Troops attacked Tamil Tiger rebels across the front lines in northern Mannar district this morning, triggering a battle that killed six guerrillas, a defence ministry official said.
The army suffered no casualties, he said.
Sporadic fighting in the same district on Friday left 10 rebels and two soldiers dead. Fifteen insurgents and four troops were also wounded, the official said.
Tamil guerrillas later triggered a roadside bomb targeting an army truck in north-eastern Welioya region on Friday night, killing one soldier.

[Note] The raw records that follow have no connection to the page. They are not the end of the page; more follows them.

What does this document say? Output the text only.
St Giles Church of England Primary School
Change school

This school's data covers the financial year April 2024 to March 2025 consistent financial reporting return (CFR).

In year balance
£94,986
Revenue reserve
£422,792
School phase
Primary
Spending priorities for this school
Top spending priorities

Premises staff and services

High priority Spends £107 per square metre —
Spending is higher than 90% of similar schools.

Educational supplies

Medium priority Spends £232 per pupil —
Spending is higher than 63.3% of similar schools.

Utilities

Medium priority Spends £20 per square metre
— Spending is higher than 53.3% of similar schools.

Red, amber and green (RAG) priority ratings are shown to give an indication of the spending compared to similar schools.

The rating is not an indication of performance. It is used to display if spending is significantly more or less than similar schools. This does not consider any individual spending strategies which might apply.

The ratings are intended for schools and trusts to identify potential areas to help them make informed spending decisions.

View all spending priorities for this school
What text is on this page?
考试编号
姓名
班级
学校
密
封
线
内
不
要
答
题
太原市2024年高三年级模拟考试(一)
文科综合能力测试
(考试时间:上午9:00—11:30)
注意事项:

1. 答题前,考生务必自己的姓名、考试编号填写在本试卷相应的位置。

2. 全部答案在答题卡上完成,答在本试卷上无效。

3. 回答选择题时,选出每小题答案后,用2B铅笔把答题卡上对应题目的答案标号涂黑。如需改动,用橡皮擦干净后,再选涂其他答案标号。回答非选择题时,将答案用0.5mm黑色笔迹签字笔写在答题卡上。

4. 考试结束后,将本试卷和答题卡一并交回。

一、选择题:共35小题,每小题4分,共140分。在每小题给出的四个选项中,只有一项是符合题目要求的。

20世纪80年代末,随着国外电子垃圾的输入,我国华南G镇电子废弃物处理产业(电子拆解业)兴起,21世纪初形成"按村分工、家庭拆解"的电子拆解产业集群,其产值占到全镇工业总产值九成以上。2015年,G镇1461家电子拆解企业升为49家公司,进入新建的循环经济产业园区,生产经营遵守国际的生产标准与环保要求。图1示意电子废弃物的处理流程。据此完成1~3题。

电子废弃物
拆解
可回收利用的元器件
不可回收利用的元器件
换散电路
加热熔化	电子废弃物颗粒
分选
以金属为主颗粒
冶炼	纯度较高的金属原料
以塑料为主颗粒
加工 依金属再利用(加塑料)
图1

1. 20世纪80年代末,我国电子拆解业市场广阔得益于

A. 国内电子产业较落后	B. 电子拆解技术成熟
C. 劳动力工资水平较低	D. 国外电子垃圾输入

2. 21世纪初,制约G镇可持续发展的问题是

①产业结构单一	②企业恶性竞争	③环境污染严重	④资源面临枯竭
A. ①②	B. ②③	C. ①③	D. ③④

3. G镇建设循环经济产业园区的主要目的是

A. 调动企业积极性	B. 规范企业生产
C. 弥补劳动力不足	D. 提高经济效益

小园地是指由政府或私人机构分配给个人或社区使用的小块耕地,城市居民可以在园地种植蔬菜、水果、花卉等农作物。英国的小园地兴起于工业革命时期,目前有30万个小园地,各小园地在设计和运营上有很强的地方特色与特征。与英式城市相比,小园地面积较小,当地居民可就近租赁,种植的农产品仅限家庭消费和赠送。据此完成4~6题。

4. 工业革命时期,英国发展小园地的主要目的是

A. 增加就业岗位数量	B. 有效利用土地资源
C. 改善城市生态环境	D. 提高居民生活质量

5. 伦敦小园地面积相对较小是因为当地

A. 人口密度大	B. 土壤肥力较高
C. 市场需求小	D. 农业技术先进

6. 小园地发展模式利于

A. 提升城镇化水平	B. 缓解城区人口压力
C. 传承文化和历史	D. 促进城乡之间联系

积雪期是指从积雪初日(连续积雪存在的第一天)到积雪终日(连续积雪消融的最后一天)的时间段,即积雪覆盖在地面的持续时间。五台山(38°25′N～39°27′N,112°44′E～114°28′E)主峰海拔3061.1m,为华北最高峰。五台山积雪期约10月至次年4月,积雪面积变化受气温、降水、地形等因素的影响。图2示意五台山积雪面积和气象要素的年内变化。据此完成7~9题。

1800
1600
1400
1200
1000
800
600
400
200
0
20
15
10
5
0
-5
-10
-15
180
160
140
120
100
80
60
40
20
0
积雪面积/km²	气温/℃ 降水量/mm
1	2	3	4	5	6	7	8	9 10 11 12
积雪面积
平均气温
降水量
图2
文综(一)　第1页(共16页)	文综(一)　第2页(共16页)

Separately, a gunbattle along the front lines in Welioya killed one Tamil rebel and wounded 13 others, four of them soldiers, he said.
Rebel spokesman Rasiah Ilanthirayan was not immediately available for comment today.
It was not possible to independently verify the military’s claims because the media are banned from the northern jungles where much of the fighting takes place. Both sides commonly exaggerate their enemy’s casualties while underplaying their own.
The government has pledged to capture the rebels’ de facto state in the north and crush them by the end of the year. But diplomats and other observers say the army is facing more resistance than expected.
Fighting has escalated along the northern front lines since the government withdrew from a long-ignored cease-fire in January.
The Tamil Tigers have been fighting since 1983 for an independent homeland for minority ethnic Tamils, who have been marginalised for decades by governments dominated by the Sinhalese majority. More than 70,000 people have been killed in the fighting.